Plus largement, la possibilité qu’a la contre-culture d’accéder au domaine de la vie, à la transformation de soi, résiderait dans l’attitude critique engendrant des manières de vivre alternatives qui par leur seule existence désarmerait « l’hypothèse directrice d’une époque et d’une culture majoritaire » (p.24). Quatre conditions préalables sont ici nécessaires : « le diagnostic critique de son propre présent en fonction de la configuration dominante qui le définit, la théorie de l’acte critique rendant possible ce diagnostic critique, l’invention de manières de vivre en rapport avec cette théorie critique, le rejet des transcendantaux extérieurs aux formes culturelles elles-mêmes, rechercher du côté de la formulation de purs sujets, individuels ou collectifs » (p. 24).
Sous le signe d’une téléologie progressiste largement liée, semble-t-il, à l’école de Francfort, genre, classes et races constituent de nouveaux champs de bataille faisant advenir à la fois une nouvelle façon de faire de la philosophie et une nouvelle humanité. Cela ne saurait aller sans une vision d’un nouvel éthos démocratique qui, dans le sillage de mai 1968, devient un plaidoyer pour l’auto-institution de la société. Selon Gilles Deleuze et Félix Guattari, pour en arriver à ce nouvel éthos démocratique, il faut que se déploie un marginalisme pratique qui s’exercera à « vampiriser le pouvoir » soit « à titre de multitude (meute animale) ou de pure singularité (le sorcier) » (p. 122).

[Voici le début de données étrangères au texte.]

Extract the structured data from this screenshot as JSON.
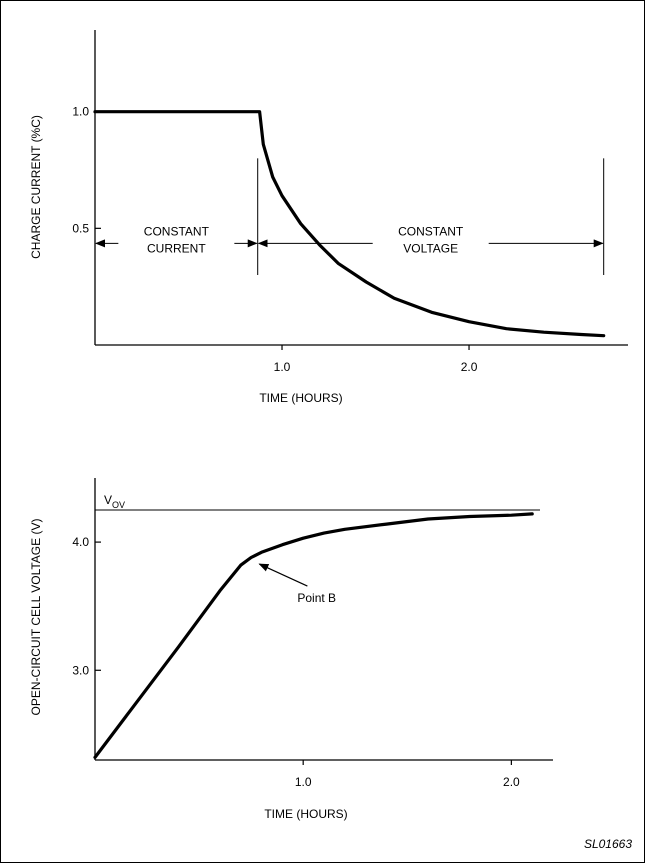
{
  "figure_code": "SL01663",
  "chart_data": [
    {
      "type": "line",
      "xlabel": "TIME (HOURS)",
      "ylabel": "CHARGE CURRENT (%C)",
      "xlim": [
        0,
        2.85
      ],
      "ylim": [
        0,
        1.35
      ],
      "x_ticks": [
        {
          "value": 1.0,
          "label": "1.0"
        },
        {
          "value": 2.0,
          "label": "2.0"
        }
      ],
      "y_ticks": [
        {
          "value": 0.5,
          "label": "0.5"
        },
        {
          "value": 1.0,
          "label": "1.0"
        }
      ],
      "series": [
        {
          "x": [
            0,
            0.88,
            0.9,
            0.95,
            1.0,
            1.1,
            1.2,
            1.3,
            1.45,
            1.6,
            1.8,
            2.0,
            2.2,
            2.4,
            2.6,
            2.72
          ],
          "y": [
            1.0,
            1.0,
            0.86,
            0.72,
            0.64,
            0.52,
            0.43,
            0.35,
            0.27,
            0.2,
            0.14,
            0.1,
            0.07,
            0.055,
            0.045,
            0.04
          ]
        }
      ],
      "annotations": {
        "left_region": [
          "CONSTANT",
          "CURRENT"
        ],
        "right_region": [
          "CONSTANT",
          "VOLTAGE"
        ],
        "boundary_x": 0.87,
        "end_x": 2.72,
        "arrow_y": 0.5
      }
    },
    {
      "type": "line",
      "xlabel": "TIME (HOURS)",
      "ylabel": "OPEN-CIRCUIT CELL VOLTAGE (V)",
      "xlim": [
        0,
        2.2
      ],
      "ylim": [
        2.3,
        4.5
      ],
      "x_ticks": [
        {
          "value": 1.0,
          "label": "1.0"
        },
        {
          "value": 2.0,
          "label": "2.0"
        }
      ],
      "y_ticks": [
        {
          "value": 3.0,
          "label": "3.0"
        },
        {
          "value": 4.0,
          "label": "4.0"
        }
      ],
      "series": [
        {
          "x": [
            0,
            0.2,
            0.4,
            0.6,
            0.7,
            0.75,
            0.8,
            0.9,
            1.0,
            1.1,
            1.2,
            1.4,
            1.6,
            1.8,
            2.0,
            2.1
          ],
          "y": [
            2.32,
            2.75,
            3.18,
            3.62,
            3.82,
            3.88,
            3.92,
            3.98,
            4.03,
            4.07,
            4.1,
            4.14,
            4.18,
            4.2,
            4.21,
            4.22
          ]
        }
      ],
      "reference_line": {
        "label": "V",
        "subscript": "OV",
        "y": 4.25
      },
      "point_annotation": {
        "label": "Point B",
        "x": 0.78,
        "y": 3.86
      }
    }
  ]
}
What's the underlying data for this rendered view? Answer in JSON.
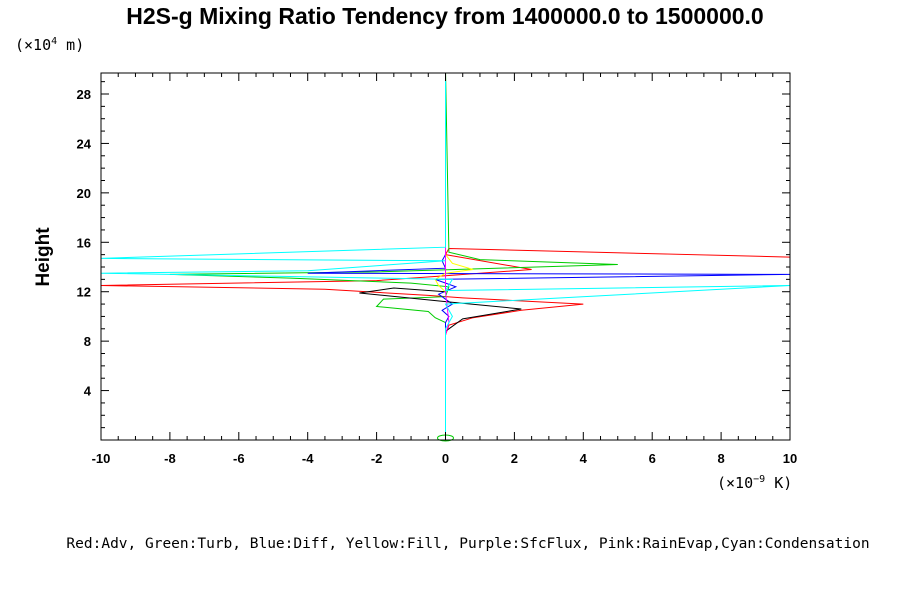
{
  "chart_data": {
    "type": "line",
    "title": "H2S-g Mixing Ratio Tendency from 1400000.0 to 1500000.0",
    "ylabel": "Height",
    "y_units_prefix": "(×10",
    "y_units_exp": "4",
    "y_units_suffix": " m)",
    "x_units_prefix": "(×10",
    "x_units_exp": "−9",
    "x_units_suffix": " K)",
    "xlim": [
      -10,
      10
    ],
    "ylim": [
      0,
      29.7
    ],
    "x_ticks": [
      -10,
      -8,
      -6,
      -4,
      -2,
      0,
      2,
      4,
      6,
      8,
      10
    ],
    "y_ticks": [
      4,
      8,
      12,
      16,
      20,
      24,
      28
    ],
    "legend_text": "Red:Adv, Green:Turb, Blue:Diff, Yellow:Fill, Purple:SfcFlux, Pink:RainEvap,Cyan:Condensation",
    "legend_position": "bottom",
    "series": [
      {
        "color": "#ff0000",
        "points": [
          [
            0,
            0
          ],
          [
            0,
            8.5
          ],
          [
            0.1,
            9.3
          ],
          [
            0.8,
            9.9
          ],
          [
            2.2,
            10.5
          ],
          [
            4.0,
            11.0
          ],
          [
            0.5,
            11.5
          ],
          [
            -0.5,
            11.7
          ],
          [
            -3.5,
            12.2
          ],
          [
            -10,
            12.5
          ],
          [
            -2.0,
            12.9
          ],
          [
            0,
            13.3
          ],
          [
            2.5,
            13.8
          ],
          [
            0,
            15.0
          ],
          [
            0.1,
            15.5
          ],
          [
            10,
            14.8
          ]
        ]
      },
      {
        "color": "#00cc00",
        "points": [
          [
            0,
            0
          ],
          [
            0,
            9.5
          ],
          [
            -0.3,
            9.9
          ],
          [
            -0.5,
            10.4
          ],
          [
            -2.0,
            10.8
          ],
          [
            -1.8,
            11.4
          ],
          [
            0,
            11.6
          ],
          [
            0.1,
            12.4
          ],
          [
            -1.0,
            12.7
          ],
          [
            -4.5,
            13.1
          ],
          [
            -8.0,
            13.4
          ],
          [
            -2.0,
            13.6
          ],
          [
            5.0,
            14.2
          ],
          [
            1.0,
            14.6
          ],
          [
            0.1,
            15.2
          ],
          [
            0,
            30
          ]
        ]
      },
      {
        "color": "#0000ff",
        "points": [
          [
            0,
            0
          ],
          [
            0,
            9.5
          ],
          [
            0.1,
            10.0
          ],
          [
            -0.1,
            10.5
          ],
          [
            0.2,
            11.0
          ],
          [
            -0.2,
            11.8
          ],
          [
            0.3,
            12.4
          ],
          [
            -0.3,
            13.0
          ],
          [
            10,
            13.4
          ],
          [
            -4.0,
            13.5
          ],
          [
            0,
            13.9
          ],
          [
            -0.1,
            14.5
          ],
          [
            0,
            15.0
          ],
          [
            0,
            30
          ]
        ]
      },
      {
        "color": "#000000",
        "points": [
          [
            0,
            0
          ],
          [
            0,
            8.8
          ],
          [
            0.5,
            9.8
          ],
          [
            2.2,
            10.6
          ],
          [
            0.0,
            11.2
          ],
          [
            -2.5,
            11.9
          ],
          [
            -1.5,
            12.3
          ],
          [
            0,
            12.0
          ],
          [
            0,
            30
          ]
        ]
      },
      {
        "color": "#ffff00",
        "points": [
          [
            0,
            12.0
          ],
          [
            -0.2,
            12.5
          ],
          [
            -0.3,
            13.0
          ],
          [
            0,
            13.5
          ],
          [
            0.8,
            13.8
          ],
          [
            0.2,
            14.3
          ],
          [
            0,
            15.0
          ]
        ]
      },
      {
        "color": "#ff00ff",
        "points": [
          [
            0,
            0
          ],
          [
            0,
            8.5
          ],
          [
            0.1,
            9.5
          ],
          [
            0,
            12.0
          ],
          [
            0,
            30
          ]
        ]
      },
      {
        "color": "#00ffff",
        "points": [
          [
            0,
            0
          ],
          [
            0,
            9.0
          ],
          [
            0.2,
            10.0
          ],
          [
            0,
            11.0
          ],
          [
            10,
            12.5
          ],
          [
            0,
            12.1
          ],
          [
            0.2,
            13.0
          ],
          [
            -10,
            13.5
          ],
          [
            -4,
            13.7
          ],
          [
            0,
            14.5
          ],
          [
            -10,
            14.7
          ],
          [
            0,
            15.6
          ],
          [
            0,
            30
          ]
        ]
      }
    ]
  }
}
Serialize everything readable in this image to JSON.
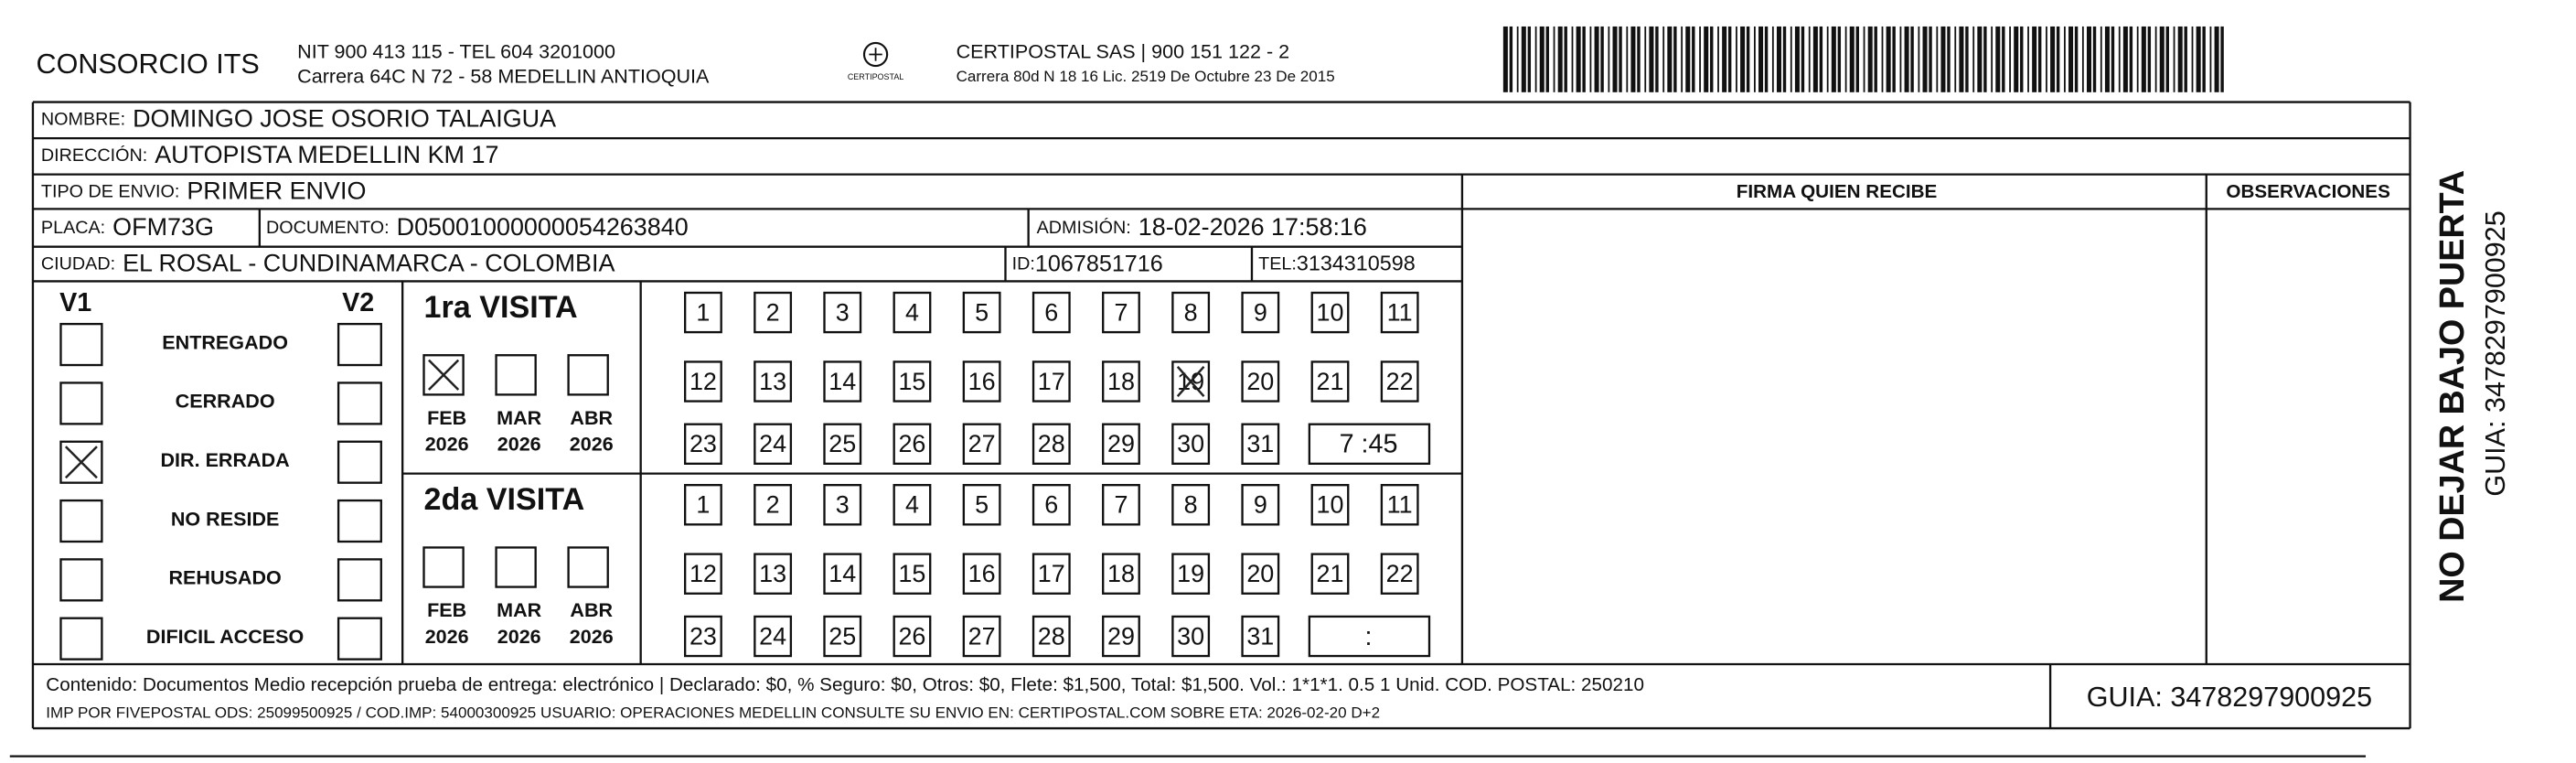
{
  "header": {
    "company": "CONSORCIO ITS",
    "nit": "NIT 900 413 115 - TEL 604 3201000",
    "address": "Carrera 64C N 72 - 58 MEDELLIN ANTIOQUIA",
    "logo": "CERTIPOSTAL",
    "carrier": "CERTIPOSTAL SAS | 900 151 122 - 2",
    "carrier_address": "Carrera 80d N 18 16  Lic. 2519 De Octubre 23 De 2015"
  },
  "fields": {
    "nombre": {
      "label": "NOMBRE:",
      "value": "DOMINGO JOSE OSORIO TALAIGUA"
    },
    "direccion": {
      "label": "DIRECCIÓN:",
      "value": "AUTOPISTA MEDELLIN KM 17"
    },
    "tipo": {
      "label": "TIPO DE ENVIO:",
      "value": "PRIMER ENVIO"
    },
    "placa": {
      "label": "PLACA:",
      "value": "OFM73G"
    },
    "documento": {
      "label": "DOCUMENTO:",
      "value": "D05001000000054263840"
    },
    "admision": {
      "label": "ADMISIÓN:",
      "value": "18-02-2026 17:58:16"
    },
    "ciudad": {
      "label": "CIUDAD:",
      "value": "EL ROSAL - CUNDINAMARCA - COLOMBIA"
    },
    "id": {
      "label": "ID:",
      "value": "1067851716"
    },
    "tel": {
      "label": "TEL:",
      "value": "3134310598"
    }
  },
  "columns": {
    "firma": "FIRMA QUIEN RECIBE",
    "observaciones": "OBSERVACIONES"
  },
  "status": {
    "v1": "V1",
    "v2": "V2",
    "reasons": [
      "ENTREGADO",
      "CERRADO",
      "DIR. ERRADA",
      "NO RESIDE",
      "REHUSADO",
      "DIFICIL ACCESO"
    ],
    "v1_checked": [
      false,
      false,
      true,
      false,
      false,
      false
    ],
    "v2_checked": [
      false,
      false,
      false,
      false,
      false,
      false
    ]
  },
  "visits": [
    {
      "title": "1ra VISITA",
      "months": [
        {
          "month": "FEB",
          "year": "2026"
        },
        {
          "month": "MAR",
          "year": "2026"
        },
        {
          "month": "ABR",
          "year": "2026"
        }
      ],
      "checked_months": [
        0
      ],
      "days": [
        1,
        2,
        3,
        4,
        5,
        6,
        7,
        8,
        9,
        10,
        11,
        12,
        13,
        14,
        15,
        16,
        17,
        18,
        19,
        20,
        21,
        22,
        23,
        24,
        25,
        26,
        27,
        28,
        29,
        30,
        31
      ],
      "checked_days": [
        19
      ],
      "time": "7 :45"
    },
    {
      "title": "2da VISITA",
      "months": [
        {
          "month": "FEB",
          "year": "2026"
        },
        {
          "month": "MAR",
          "year": "2026"
        },
        {
          "month": "ABR",
          "year": "2026"
        }
      ],
      "checked_months": [],
      "days": [
        1,
        2,
        3,
        4,
        5,
        6,
        7,
        8,
        9,
        10,
        11,
        12,
        13,
        14,
        15,
        16,
        17,
        18,
        19,
        20,
        21,
        22,
        23,
        24,
        25,
        26,
        27,
        28,
        29,
        30,
        31
      ],
      "checked_days": [],
      "time": ":"
    }
  ],
  "footer": {
    "contents": "Contenido: Documentos Medio recepción prueba de entrega: electrónico | Declarado: $0, % Seguro: $0, Otros: $0, Flete: $1,500, Total: $1,500. Vol.: 1*1*1. 0.5  1 Unid. COD. POSTAL: 250210",
    "imp": "IMP POR FIVEPOSTAL ODS: 25099500925 / COD.IMP: 54000300925 USUARIO: OPERACIONES MEDELLIN CONSULTE SU ENVIO EN: CERTIPOSTAL.COM SOBRE ETA: 2026-02-20 D+2",
    "guia": "GUIA: 3478297900925"
  },
  "side": {
    "warning": "NO DEJAR BAJO PUERTA",
    "guia": "GUIA: 3478297900925"
  }
}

Ainsi, environ à la moitié de l’ouvrage la boucle est bouclée : téléologie progressiste, disions-nous, devant faire advenir une humanité nouvelle, sur fond de déconstruction des normes et d’autocréation de soi selon diverses modalités. Si, reconnaissons-le, il est facile de se perdre dans les méandres de tout ce qui s’est affirmé philosophie contre-culturelle, on peut concéder à l’auteur de l’ouvrage ici recensé que son ouvrage est très certainement le plus concis et le plus ordonné en la matière. Dommage que l’auteur lui-même s’approprie la personnalité littéraire des contre-culturalistes les plus utopiques : on trouve ici bon nombre de formules absconses, obscures, inintelligibles. On ne peut s’empêcher de penser que celles-ci rendent bien improbables le décloisonnement académique, la démocratisation de la philosophie hormis peut-être chez les groupes les plus sectaires.
Ce qui n’est pas sans nous rappeler que la doctrine contre-culturelle en elle-même, de façon générale, s’apparente bien davantage à de la sorcellerie qu’à quoi que ce soit d’autre. Et le rôle de la sorcellerie, c’est de nous envoûter, de nous mystifier, de faire passer mythes et légendes pour factualité et superstition pour objectivité.